The Influence of Antarctic Open-Ocean Polynyas on the Abyssal Ocean

Abstract

In the mid-1970s, an enormous open-ocean polynya developed in the Weddell Sea. Since the Weddell Polynya's occurrence, no polynya of similar size or duration has been observed in the region. A polynya of this magnitude could significantly affect global abyssal ocean properties via increased Antarctic Bottom Water (AABW) formation and large Weddell Sea water mass property perturbations. However, the scarcity of 1970s Weddell Sea observations, coupled with the sparseness of abyssal ocean observations, make it difficult to study this phenomenon's oceanic impact without models. This dissertation examines the influence of Weddell Polynyas on abyssal ocean water mass properties and circulation using the GFDL CM2G coupled climate model.

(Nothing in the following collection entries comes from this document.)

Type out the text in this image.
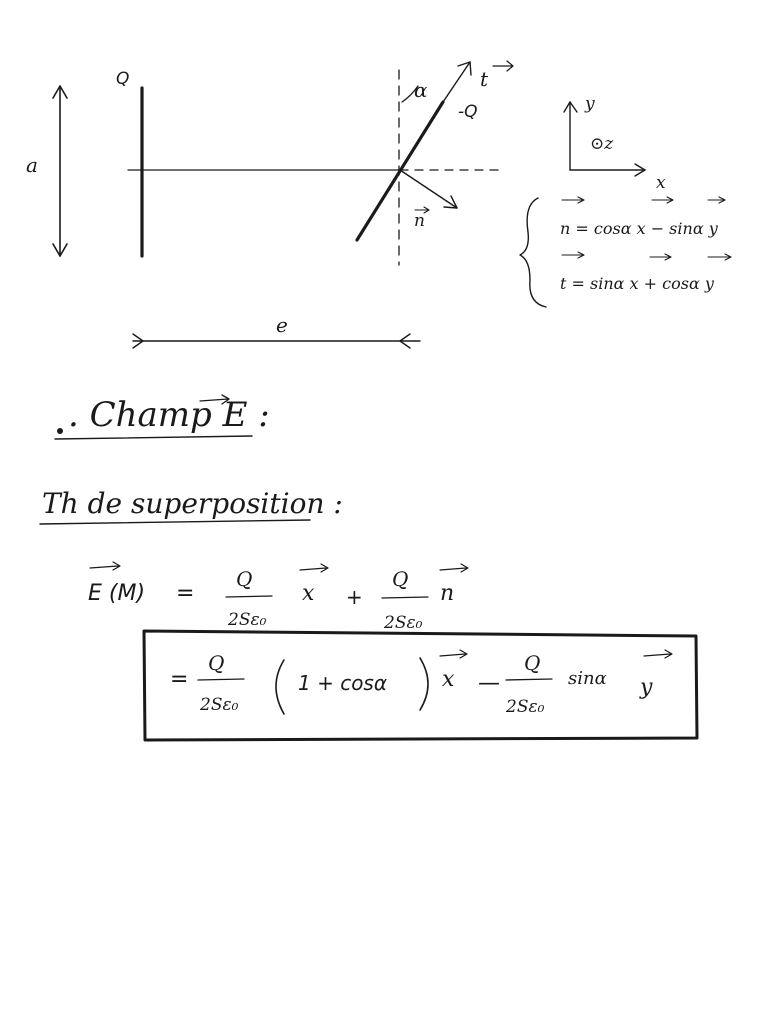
a
Q
-Q
t
α
n
e
y
x
⊙z
n = cosα x − sinα y
t = sinα x + cosα y
. Champ E :
Th de superposition :
E (M) =
Q
2Sε₀
x +
Q
2Sε₀
n
=
Q
2Sε₀
1 + cosα x —
Q
2Sε₀
sinα y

Abyssal ocean temperature, salinity, and water mass changes resulting from Weddell Polynyas are quantified in CM2G and compared to observations. The model polynyas initially cool the abyssal Southern Ocean and South Atlantic, but 2-3 decades after polynya cessation the same regions warm as they relax toward their mean state. Composites of multiple, spontaneously-occurring polynyas in CM2G reveal that up to 10% of recently observed warming in the abyssal Southern Ocean could be the result of the 1970s Weddell Polynya recovery.

Weddell Polynya transport mechanisms are also investigated. Polynya signal transport is governed by two processes acting on different timescales and spreading at different rates: 1) topographic and planetary waves that act on interannual-to-decadal timescales, and 2) advection that acts on decadal-to-centennial timescales. Both mechanisms generate property changes on isobaths. Despite different spreading rates, the advective and wave signals act contemporaneously in many Southern Hemisphere abyssal basins. The combined effect and relative magnitude of the two signals dictates the prevailing property changes.

During Weddell Polynyas, vigorous exchange occurs between the surface and deep waters, resulting in increased abyssal ventilation. In climate models, ideal age tracer is often used to investigate oceanic ventilation. This tracer suffers from several flaws that detract from its suitability as a ventilation diagnostic. We develop a new tracer, λ-age, that rectifies some of ideal age's problematic aspects and examine its utility in an offline tracer model.